Initially, Juliet is planning to kill herself if Friar Lawrence doesn't have a solution to her problem. After hearing her father's decree that she marry Count Paris and the Nurse's denouncement of Romeo at the end of Act III she has no choice but to turn to the Friar for advice. After an awkward conversation with Paris outside Lawrence's "cell" at the beginning of Act IV, she reveals to the Friar that she's carrying a knife and will use it if he can't advise her:
If in thy wisdom thou canst give no help,
Do thou but call my resolution wise,
And with this knife I’ll help it presently.

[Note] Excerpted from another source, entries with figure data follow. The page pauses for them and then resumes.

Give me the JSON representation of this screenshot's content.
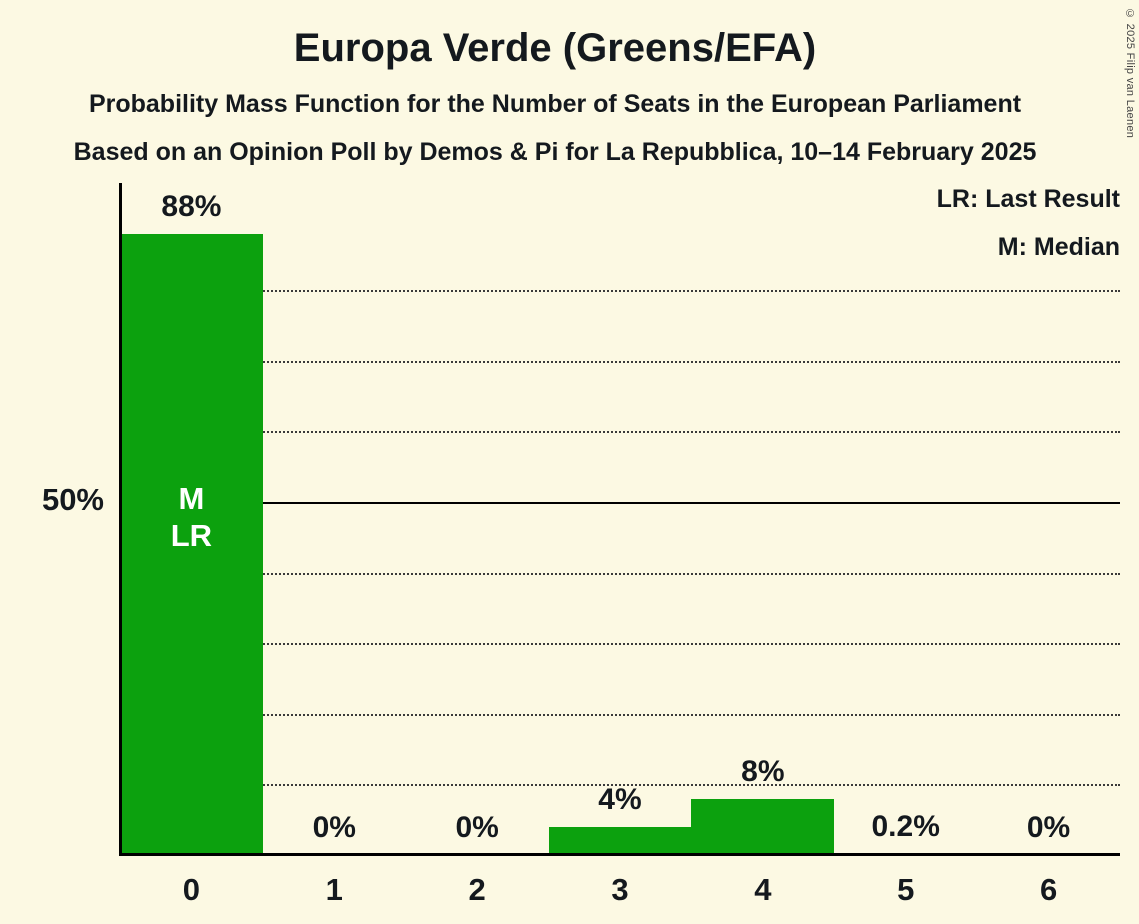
{
  "title": "Europa Verde (Greens/EFA)",
  "subtitle1": "Probability Mass Function for the Number of Seats in the European Parliament",
  "subtitle2": "Based on an Opinion Poll by Demos & Pi for La Repubblica, 10–14 February 2025",
  "legend": {
    "last_result": "LR: Last Result",
    "median": "M: Median"
  },
  "y_axis": {
    "label_50": "50%"
  },
  "copyright": "© 2025 Filip van Laenen",
  "colors": {
    "background": "#FCF9E3",
    "bar": "#0CA10E",
    "text": "#14191E",
    "bar_label": "#FFFFFF"
  },
  "chart_data": {
    "type": "bar",
    "title": "Europa Verde (Greens/EFA) — Probability Mass Function for the Number of Seats in the European Parliament",
    "categories": [
      "0",
      "1",
      "2",
      "3",
      "4",
      "5",
      "6"
    ],
    "values": [
      88,
      0,
      0,
      4,
      8,
      0.2,
      0
    ],
    "value_labels": [
      "88%",
      "0%",
      "0%",
      "4%",
      "8%",
      "0.2%",
      "0%"
    ],
    "ylim": [
      0,
      100
    ],
    "gridlines_percent": [
      10,
      20,
      30,
      40,
      50,
      60,
      70,
      80
    ],
    "solid_gridline_percent": 50,
    "grid": "dotted horizontal",
    "legend_position": "top-right",
    "median_seat": "0",
    "last_result_seat": "0",
    "bar_annotations": [
      {
        "category": "0",
        "lines": [
          "M",
          "LR"
        ]
      }
    ]
  }
}
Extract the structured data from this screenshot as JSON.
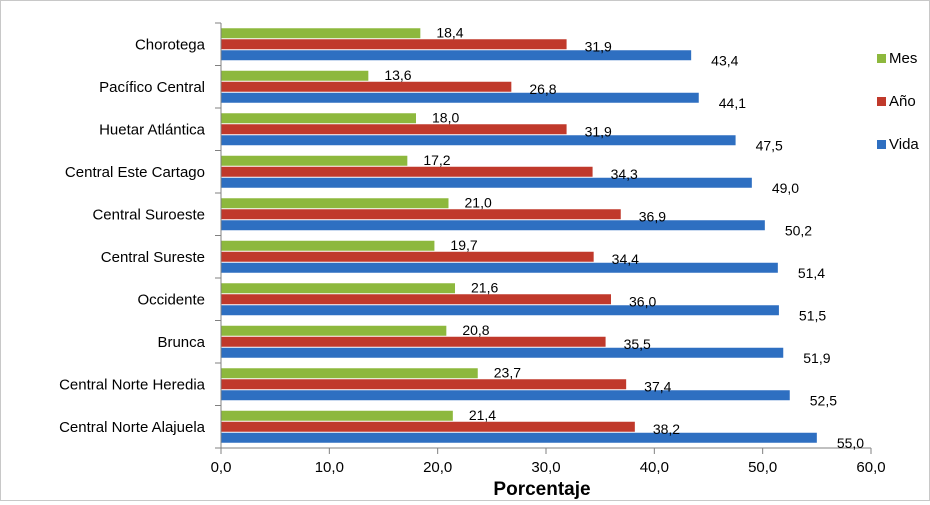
{
  "chart_data": {
    "type": "bar",
    "orientation": "horizontal",
    "title": "",
    "xlabel": "Porcentaje",
    "ylabel": "",
    "xlim": [
      0,
      60
    ],
    "x_ticks": [
      "0,0",
      "10,0",
      "20,0",
      "30,0",
      "40,0",
      "50,0",
      "60,0"
    ],
    "grid": false,
    "legend_position": "right",
    "categories": [
      "Chorotega",
      "Pacífico Central",
      "Huetar Atlántica",
      "Central Este Cartago",
      "Central Suroeste",
      "Central Sureste",
      "Occidente",
      "Brunca",
      "Central Norte Heredia",
      "Central Norte Alajuela"
    ],
    "series": [
      {
        "name": "Mes",
        "color": "#8db83d",
        "values": [
          18.4,
          13.6,
          18.0,
          17.2,
          21.0,
          19.7,
          21.6,
          20.8,
          23.7,
          21.4
        ],
        "labels": [
          "18,4",
          "13,6",
          "18,0",
          "17,2",
          "21,0",
          "19,7",
          "21,6",
          "20,8",
          "23,7",
          "21,4"
        ]
      },
      {
        "name": "Año",
        "color": "#c0392b",
        "values": [
          31.9,
          26.8,
          31.9,
          34.3,
          36.9,
          34.4,
          36.0,
          35.5,
          37.4,
          38.2
        ],
        "labels": [
          "31,9",
          "26,8",
          "31,9",
          "34,3",
          "36,9",
          "34,4",
          "36,0",
          "35,5",
          "37,4",
          "38,2"
        ]
      },
      {
        "name": "Vida",
        "color": "#2e6fc1",
        "values": [
          43.4,
          44.1,
          47.5,
          49.0,
          50.2,
          51.4,
          51.5,
          51.9,
          52.5,
          55.0
        ],
        "labels": [
          "43,4",
          "44,1",
          "47,5",
          "49,0",
          "50,2",
          "51,4",
          "51,5",
          "51,9",
          "52,5",
          "55,0"
        ]
      }
    ]
  }
}
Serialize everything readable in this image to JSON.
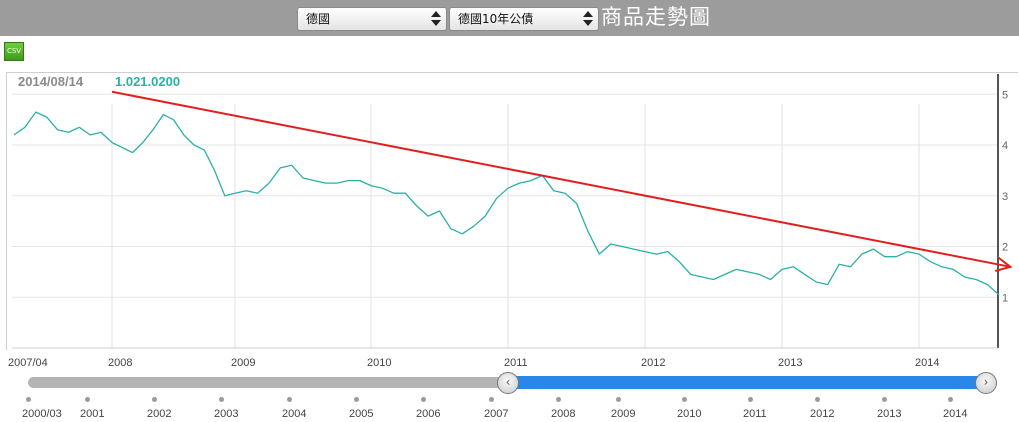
{
  "header": {
    "country_select": "德國",
    "product_select": "德國10年公債",
    "title": "商品走勢圖"
  },
  "csv_button": "CSV",
  "info": {
    "date": "2014/08/14",
    "value": "1.021.0200"
  },
  "colors": {
    "topbar": "#9c9c9c",
    "series": "#2bb0a8",
    "trendline": "#e02020",
    "navigator_selection": "#2a86e8"
  },
  "navigator": {
    "tick_labels": [
      "2000/03",
      "2001",
      "2002",
      "2003",
      "2004",
      "2005",
      "2006",
      "2007",
      "2008",
      "2009",
      "2010",
      "2011",
      "2012",
      "2013",
      "2014"
    ],
    "left_handle_icon": "chevron-left-icon",
    "right_handle_icon": "chevron-right-icon"
  },
  "chart_data": {
    "type": "line",
    "title": "",
    "xlabel": "",
    "ylabel": "",
    "x_tick_labels": [
      "2007/04",
      "2008",
      "2009",
      "2010",
      "2011",
      "2012",
      "2013",
      "2014"
    ],
    "y_tick_labels": [
      "1",
      "2",
      "3",
      "4",
      "5"
    ],
    "ylim": [
      0.0,
      5.4
    ],
    "grid": true,
    "series": [
      {
        "x": [
          "2007-04",
          "2007-05",
          "2007-06",
          "2007-07",
          "2007-08",
          "2007-09",
          "2007-10",
          "2007-11",
          "2007-12",
          "2008-01",
          "2008-02",
          "2008-03",
          "2008-04",
          "2008-05",
          "2008-06",
          "2008-07",
          "2008-08",
          "2008-09",
          "2008-10",
          "2008-11",
          "2008-12",
          "2009-01",
          "2009-02",
          "2009-03",
          "2009-04",
          "2009-05",
          "2009-06",
          "2009-07",
          "2009-08",
          "2009-09",
          "2009-10",
          "2009-11",
          "2009-12",
          "2010-01",
          "2010-02",
          "2010-03",
          "2010-04",
          "2010-05",
          "2010-06",
          "2010-07",
          "2010-08",
          "2010-09",
          "2010-10",
          "2010-11",
          "2010-12",
          "2011-01",
          "2011-02",
          "2011-03",
          "2011-04",
          "2011-05",
          "2011-06",
          "2011-07",
          "2011-08",
          "2011-09",
          "2011-10",
          "2011-11",
          "2011-12",
          "2012-01",
          "2012-02",
          "2012-03",
          "2012-04",
          "2012-05",
          "2012-06",
          "2012-07",
          "2012-08",
          "2012-09",
          "2012-10",
          "2012-11",
          "2012-12",
          "2013-01",
          "2013-02",
          "2013-03",
          "2013-04",
          "2013-05",
          "2013-06",
          "2013-07",
          "2013-08",
          "2013-09",
          "2013-10",
          "2013-11",
          "2013-12",
          "2014-01",
          "2014-02",
          "2014-03",
          "2014-04",
          "2014-05",
          "2014-06",
          "2014-07",
          "2014-08"
        ],
        "y": [
          4.2,
          4.35,
          4.65,
          4.55,
          4.3,
          4.25,
          4.35,
          4.2,
          4.25,
          4.05,
          3.95,
          3.85,
          4.05,
          4.3,
          4.6,
          4.5,
          4.2,
          4.0,
          3.9,
          3.5,
          3.0,
          3.05,
          3.1,
          3.05,
          3.25,
          3.55,
          3.6,
          3.35,
          3.3,
          3.25,
          3.25,
          3.3,
          3.3,
          3.2,
          3.15,
          3.05,
          3.05,
          2.8,
          2.6,
          2.7,
          2.35,
          2.25,
          2.4,
          2.6,
          2.95,
          3.15,
          3.25,
          3.3,
          3.4,
          3.1,
          3.05,
          2.85,
          2.3,
          1.85,
          2.05,
          2.0,
          1.95,
          1.9,
          1.85,
          1.9,
          1.7,
          1.45,
          1.4,
          1.35,
          1.45,
          1.55,
          1.5,
          1.45,
          1.35,
          1.55,
          1.6,
          1.45,
          1.3,
          1.25,
          1.65,
          1.6,
          1.85,
          1.95,
          1.8,
          1.8,
          1.9,
          1.85,
          1.7,
          1.6,
          1.55,
          1.4,
          1.35,
          1.25,
          1.05
        ]
      }
    ],
    "trendline": {
      "from": [
        "2008-01",
        5.05
      ],
      "to": [
        "2014-09",
        1.6
      ]
    },
    "legend": "none"
  }
}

The Friar has obviously been thinking about her problem after being asked by Paris to perform the marriage. He would be equally guilty if he were to marry her to another man, and so his reputation is just as much at stake. Therefore, he comes up with a wild plan for Juliet to fake her death by taking a potion which will render her lifeless for almost two days. Shakespeare has foreshadowed Lawrence's ability to create such a chemical mixture earlier in the play when he is picking herbs and flowers outside the church in Act II, Scene 3. He further tells Juliet that he will send a message to Romeo to retrieve her after she has been laid away in the Capulet tomb. If not for the plague threat which delays Friar John, the plan might have worked. Unfortunately, Romeo receives news that Juliet is dead before Lawrence's message reaches him.